For as long as clinical trials have existed, traditional procedures have been the to-go way to conduct a study. That is, the whole process that normally lasts 10+ years and costs about $2.5 billion dollars is pre-determined by a protocol – basically, a guideline stating in details what do to and how to do in order to get the desired results.
However, such conventional approach is causing problems due to its rigidity and at times realistic inapplicability. To untangle this dilemma, adaptive clinical trials have been brought into view.
The phrase is self-explanatory. Rather than strictly following one single outline, researchers can modify some aspects of the study based on the interim analysis of data previously generated through such study. These changes can be in terms of trial procedures such as treatment procedure, study dose, study endpoints, diagnosis procedures, or statistical procedures including sample size, randomization, study design, statistical analysis plan and/or methods of analysis.
Of course, these alterations are not made out of the blue. Permission for such modifications must be granted prior to study execution by sponsors and contract research organizations (CROs) alike, and thus must be clearly pre-specified in the protocol. For example, study dose and sample size are open for changes if highly recommended by analyzed data, yet study design should always stay the same.
By allowing more flexibility in the process, clinical trials with adaptive design are proving to be more economical and efficient. In the traditional approach, data are collected step by step before being analyzed after a specific amount of study duration, normally one to two years. However, with the adaptive clinical trial model, a great amount of time and money are saved through constant effectiveness evaluation and immediate modifications towards more beneficial directions.
Patients also receive increased benefits. For instance, if a type of medicine shows apparent perks towards a disease, researchers can decide to increase the sample size so that the studied drug can get to the hand of more patients in need. Especially in case of cancer, this adaptation serves undeniably well.
However, the reason companies are still somewhat hesitant to adaptive clinical trials is its inherent cons. Cutting treatment arms that respond poorly to the regimen can eliminate the extreme cases, or badly influence the generalizability of the study. In a broader sense, altering the study can create data bias.
Next comes the concern for patient safety and equality. According to Donald Berry, a biostatistician at the University of Texas MD Anderson Cancer Center in Houston, “faster drug access, at its extreme, can jeopardize patient safety.” This argument not without foundation, because a focus on a group of patients may mean adverse effect on other unstudied groups.
In a survey carried out in 2015 by University of Michigan, biostatisticians expressed their concern about inequality towards patients in an adaptive clinical trial. Specifically, patients who participate in the earlier stage receive less benefit than those who come later due to modifications with regards to dosage. This ethical matter attracts public attention, since if there is a conflict of interest among those beneficiaries the trial will no longer be purposeful.
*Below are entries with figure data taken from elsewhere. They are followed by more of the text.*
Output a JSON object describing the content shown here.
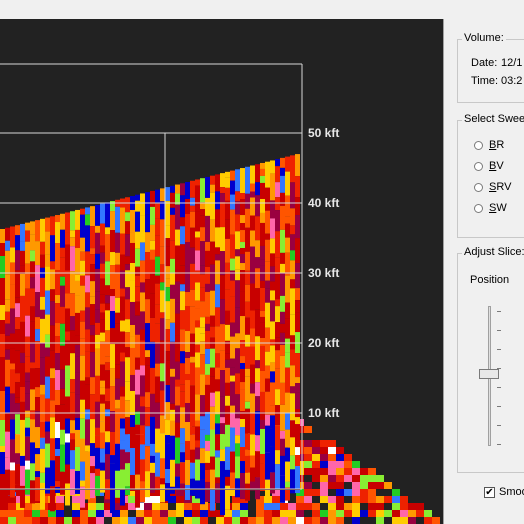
{
  "volume": {
    "title": "Volume:",
    "date_label": "Date:",
    "date_value": "12/1",
    "time_label": "Time:",
    "time_value": "03:2"
  },
  "sweep": {
    "title": "Select Sweep",
    "options": [
      {
        "accel": "B",
        "rest": "R",
        "selected": false
      },
      {
        "accel": "B",
        "rest": "V",
        "selected": false
      },
      {
        "accel": "S",
        "rest": "RV",
        "selected": false
      },
      {
        "accel": "S",
        "rest": "W",
        "selected": false
      }
    ]
  },
  "slice": {
    "title": "Adjust Slice:",
    "position_label": "Position"
  },
  "smooth": {
    "label": "Smoo",
    "checked": true,
    "check_glyph": "✔"
  },
  "altitude_labels": [
    "50 kft",
    "40 kft",
    "30 kft",
    "20 kft",
    "10 kft"
  ],
  "colors": {
    "background": "#222222",
    "panel": "#f0f0f0",
    "grid": "#d8d8d8",
    "palette": [
      "#c80000",
      "#9a0040",
      "#ff9900",
      "#ffcc00",
      "#0000cc",
      "#3377ff",
      "#88ee33",
      "#ff66aa",
      "#ee2200",
      "#ff5500",
      "#ffffff",
      "#22cc22"
    ]
  }
}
Yet in the face of disadvantages, clinical trials are witnessing a shift to this model in CROs. Highly aware of the aforementioned problems, related entities are taking careful consideration of each modification they make so as to minimize risks and maximize study efficiency. Meanwhile, the U.S Food and Drug Administration (FDA) encourages the use of adaptive clinical trials supported by customizable and configurable electronic data capture (EDC) system. In his speech, while running for the position of FDA’s head, Dr. Scott Gottlieb – the current Commissioner of FDA, showed his enthusiasm to promote the wider use of this approach.
With all the support, future opportunities are open for adaptive clinical trials. As a result, technical solutions such as eClinical tools should be flexible and customizable in order to better serve clinical studies.